The runtime's notifyListWait may return spuriously (it does not, in current versions, but the API permits it). More importantly, between the signal that woke us and our re-acquisition of cond.L, another waiter may have taken the lock and consumed the state change. Re-checking the predicate is mandatory.

"Use *sync.Cond, not value"

copyChecker panics if the Cond is at a different address than first use. noCopy triggers go vet. A copied Cond has an empty wait list and parks waiters that nobody will signal.

"Use Broadcast for class-of-state changes"

Multiple waiters with different predicates might all be waiting on cond.L. A Signal wakes exactly one; the wrong predicate may be picked. Broadcast wakes all; each re-checks; the right one proceeds.

"Use one Cond per predicate"

Same reason: a single Cond for two predicates means every signal wakes waiters of both predicates, half of whom re-park. Inefficient.


Summary

sync.Cond is approximately 100 lines of user-space code on top of notifyList and four runtime functions. The notifyList is a ticket-and-linked-list wait queue. The ticket mechanism prevents lost wake-ups: tickets allocated under cond.L are observed by Signal via l.notify, so a Signal that fires "before" the Wait parks still notifies the right ticket.

The memory model is built on the user's mutex cond.L. Holding the lock around state changes and signals provides the happens-before edge that makes the data visible to the waker.

The runtime ultimately calls into OS primitives (futex on Linux, pthread_cond_wait elsewhere) only when a thread truly needs to block. The hot path is fast: an atomic increment, a list-head check, a wakeup.

Most of the discipline rules — for loop, lock-around-signal, never-copy — are direct consequences of the implementation.
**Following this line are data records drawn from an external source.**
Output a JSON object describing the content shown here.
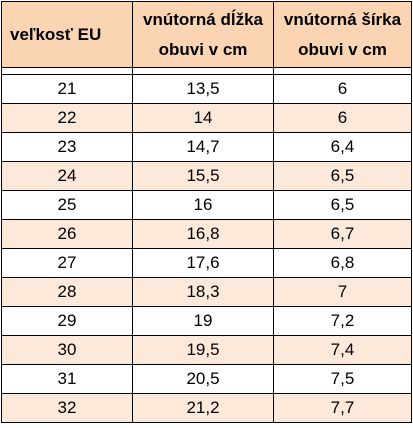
{
  "table": {
    "headers": {
      "size_eu": "veľkosť EU",
      "inner_length_line1": "vnútorná dĺžka",
      "inner_length_line2": "obuvi v cm",
      "inner_width_line1": "vnútorná šírka",
      "inner_width_line2": "obuvi v cm"
    },
    "rows": [
      {
        "size": "21",
        "length": "13,5",
        "width": "6"
      },
      {
        "size": "22",
        "length": "14",
        "width": "6"
      },
      {
        "size": "23",
        "length": "14,7",
        "width": "6,4"
      },
      {
        "size": "24",
        "length": "15,5",
        "width": "6,5"
      },
      {
        "size": "25",
        "length": "16",
        "width": "6,5"
      },
      {
        "size": "26",
        "length": "16,8",
        "width": "6,7"
      },
      {
        "size": "27",
        "length": "17,6",
        "width": "6,8"
      },
      {
        "size": "28",
        "length": "18,3",
        "width": "7"
      },
      {
        "size": "29",
        "length": "19",
        "width": "7,2"
      },
      {
        "size": "30",
        "length": "19,5",
        "width": "7,4"
      },
      {
        "size": "31",
        "length": "20,5",
        "width": "7,5"
      },
      {
        "size": "32",
        "length": "21,2",
        "width": "7,7"
      }
    ],
    "colors": {
      "header_bg": "#fbd4b4",
      "stripe_bg": "#fde9d9",
      "plain_bg": "#ffffff",
      "border": "#000000"
    }
  }
}
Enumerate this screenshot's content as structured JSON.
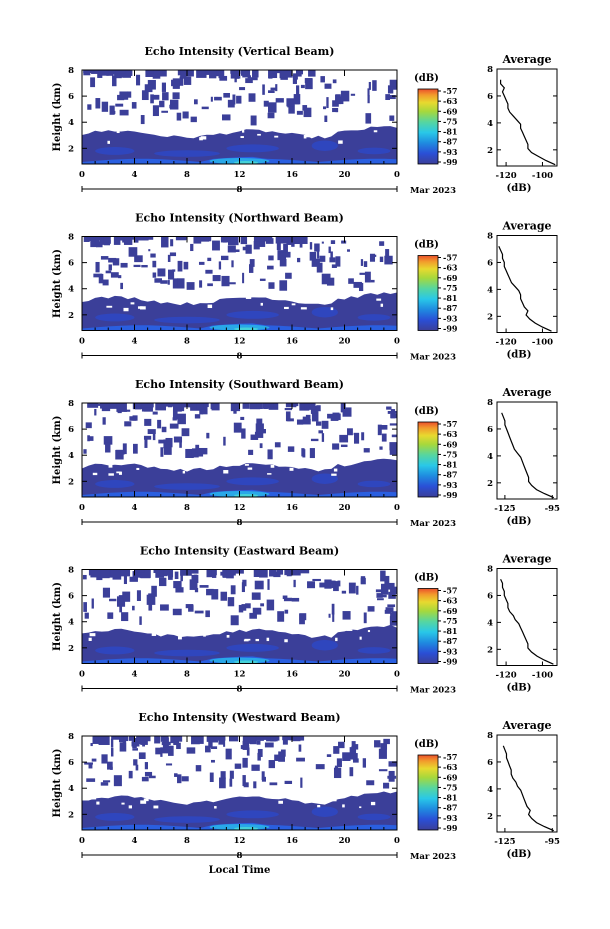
{
  "chart_data": [
    {
      "type": "heatmap",
      "title": "Echo Intensity (Vertical Beam)",
      "ylabel": "Height (km)",
      "xticks": [
        "0",
        "4",
        "8",
        "12",
        "16",
        "20",
        "0"
      ],
      "yticks": [
        "2",
        "4",
        "6",
        "8"
      ],
      "day_label": "8",
      "month_year": "Mar 2023",
      "colorbar": {
        "unit": "(dB)",
        "ticks": [
          "-57",
          "-63",
          "-69",
          "-75",
          "-81",
          "-87",
          "-93",
          "-99"
        ]
      },
      "avg_profile": {
        "title": "Average",
        "xlabel": "(dB)",
        "xticks": [
          "-120",
          "-100"
        ],
        "yticks": [
          "2",
          "4",
          "6",
          "8"
        ],
        "xlim": [
          -125,
          -92
        ],
        "ylim": [
          0.8,
          8
        ],
        "heights": [
          0.9,
          1.2,
          1.5,
          1.8,
          2.1,
          2.4,
          2.7,
          3.0,
          3.3,
          3.6,
          3.9,
          4.2,
          4.5,
          4.8,
          5.1,
          5.4,
          5.7,
          6.0,
          6.3,
          6.6,
          6.9,
          7.2
        ],
        "values": [
          -93,
          -98,
          -102,
          -106,
          -108,
          -108,
          -109,
          -110,
          -111,
          -112,
          -112,
          -114,
          -116,
          -118,
          -119,
          -119,
          -120,
          -121,
          -122,
          -121,
          -123,
          -123
        ]
      },
      "panel": 0
    },
    {
      "type": "heatmap",
      "title": "Echo Intensity (Northward Beam)",
      "ylabel": "Height (km)",
      "xticks": [
        "0",
        "4",
        "8",
        "12",
        "16",
        "20",
        "0"
      ],
      "yticks": [
        "2",
        "4",
        "6",
        "8"
      ],
      "day_label": "8",
      "month_year": "Mar 2023",
      "colorbar": {
        "unit": "(dB)",
        "ticks": [
          "-57",
          "-63",
          "-69",
          "-75",
          "-81",
          "-87",
          "-93",
          "-99"
        ]
      },
      "avg_profile": {
        "title": "Average",
        "xlabel": "(dB)",
        "xticks": [
          "-120",
          "-100"
        ],
        "yticks": [
          "2",
          "4",
          "6",
          "8"
        ],
        "xlim": [
          -125,
          -92
        ],
        "ylim": [
          0.8,
          8
        ],
        "heights": [
          0.9,
          1.2,
          1.5,
          1.8,
          2.1,
          2.4,
          2.7,
          3.0,
          3.3,
          3.6,
          3.9,
          4.2,
          4.5,
          4.8,
          5.1,
          5.4,
          5.7,
          6.0,
          6.3,
          6.6,
          6.9,
          7.2
        ],
        "values": [
          -95,
          -100,
          -104,
          -107,
          -109,
          -108,
          -110,
          -111,
          -112,
          -112,
          -113,
          -115,
          -117,
          -118,
          -119,
          -120,
          -121,
          -121,
          -122,
          -122,
          -123,
          -124
        ]
      },
      "panel": 1
    },
    {
      "type": "heatmap",
      "title": "Echo Intensity (Southward Beam)",
      "ylabel": "Height (km)",
      "xticks": [
        "0",
        "4",
        "8",
        "12",
        "16",
        "20",
        "0"
      ],
      "yticks": [
        "2",
        "4",
        "6",
        "8"
      ],
      "day_label": "8",
      "month_year": "Mar 2023",
      "colorbar": {
        "unit": "(dB)",
        "ticks": [
          "-57",
          "-63",
          "-69",
          "-75",
          "-81",
          "-87",
          "-93",
          "-99"
        ]
      },
      "avg_profile": {
        "title": "Average",
        "xlabel": "(dB)",
        "xticks": [
          "-125",
          "-95"
        ],
        "yticks": [
          "2",
          "4",
          "6",
          "8"
        ],
        "xlim": [
          -130,
          -92
        ],
        "ylim": [
          0.8,
          8
        ],
        "heights": [
          0.9,
          1.2,
          1.5,
          1.8,
          2.1,
          2.4,
          2.7,
          3.0,
          3.3,
          3.6,
          3.9,
          4.2,
          4.5,
          4.8,
          5.1,
          5.4,
          5.7,
          6.0,
          6.3,
          6.6,
          6.9,
          7.2
        ],
        "values": [
          -94,
          -100,
          -105,
          -108,
          -110,
          -110,
          -111,
          -112,
          -113,
          -114,
          -115,
          -117,
          -119,
          -120,
          -121,
          -122,
          -123,
          -124,
          -125,
          -125,
          -126,
          -127
        ]
      },
      "panel": 2
    },
    {
      "type": "heatmap",
      "title": "Echo Intensity (Eastward Beam)",
      "ylabel": "Height (km)",
      "xticks": [
        "0",
        "4",
        "8",
        "12",
        "16",
        "20",
        "0"
      ],
      "yticks": [
        "2",
        "4",
        "6",
        "8"
      ],
      "day_label": "8",
      "month_year": "Mar 2023",
      "colorbar": {
        "unit": "(dB)",
        "ticks": [
          "-57",
          "-63",
          "-69",
          "-75",
          "-81",
          "-87",
          "-93",
          "-99"
        ]
      },
      "avg_profile": {
        "title": "Average",
        "xlabel": "(dB)",
        "xticks": [
          "-120",
          "-100"
        ],
        "yticks": [
          "2",
          "4",
          "6",
          "8"
        ],
        "xlim": [
          -125,
          -92
        ],
        "ylim": [
          0.8,
          8
        ],
        "heights": [
          0.9,
          1.2,
          1.5,
          1.8,
          2.1,
          2.4,
          2.7,
          3.0,
          3.3,
          3.6,
          3.9,
          4.2,
          4.5,
          4.8,
          5.1,
          5.4,
          5.7,
          6.0,
          6.3,
          6.6,
          6.9,
          7.2
        ],
        "values": [
          -94,
          -99,
          -103,
          -106,
          -108,
          -108,
          -109,
          -110,
          -111,
          -112,
          -113,
          -115,
          -116,
          -118,
          -119,
          -119,
          -120,
          -121,
          -121,
          -122,
          -122,
          -123
        ]
      },
      "panel": 3
    },
    {
      "type": "heatmap",
      "title": "Echo Intensity (Westward Beam)",
      "ylabel": "Height (km)",
      "xlabel": "Local Time",
      "xticks": [
        "0",
        "4",
        "8",
        "12",
        "16",
        "20",
        "0"
      ],
      "yticks": [
        "2",
        "4",
        "6",
        "8"
      ],
      "day_label": "8",
      "month_year": "Mar 2023",
      "colorbar": {
        "unit": "(dB)",
        "ticks": [
          "-57",
          "-63",
          "-69",
          "-75",
          "-81",
          "-87",
          "-93",
          "-99"
        ]
      },
      "avg_profile": {
        "title": "Average",
        "xlabel": "(dB)",
        "xticks": [
          "-125",
          "-95"
        ],
        "yticks": [
          "2",
          "4",
          "6",
          "8"
        ],
        "xlim": [
          -130,
          -92
        ],
        "ylim": [
          0.8,
          8
        ],
        "heights": [
          0.9,
          1.2,
          1.5,
          1.8,
          2.1,
          2.4,
          2.7,
          3.0,
          3.3,
          3.6,
          3.9,
          4.2,
          4.5,
          4.8,
          5.1,
          5.4,
          5.7,
          6.0,
          6.3,
          6.6,
          6.9,
          7.2
        ],
        "values": [
          -94,
          -100,
          -105,
          -108,
          -110,
          -109,
          -111,
          -112,
          -113,
          -114,
          -115,
          -117,
          -118,
          -120,
          -121,
          -121,
          -122,
          -123,
          -124,
          -124,
          -125,
          -126
        ]
      },
      "panel": 4
    }
  ],
  "colors": {
    "scale": [
      "#3b3f99",
      "#2a4fd6",
      "#1f8be0",
      "#29c8e8",
      "#56d6a0",
      "#a6d83c",
      "#e8d92f",
      "#f29b2c",
      "#ea4f2b"
    ],
    "background": "#ffffff"
  }
}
Once you have read the source, the rules feel inevitable.

For day-to-day code, the lesson is the same as at the senior level: prefer channels. Cond is the small, sharp tool when channels don't fit, and the runtime makes it reasonably fast — but the implementation does not magically prevent misuse, and Go's channel primitives offer similar performance with much friendlier ergonomics.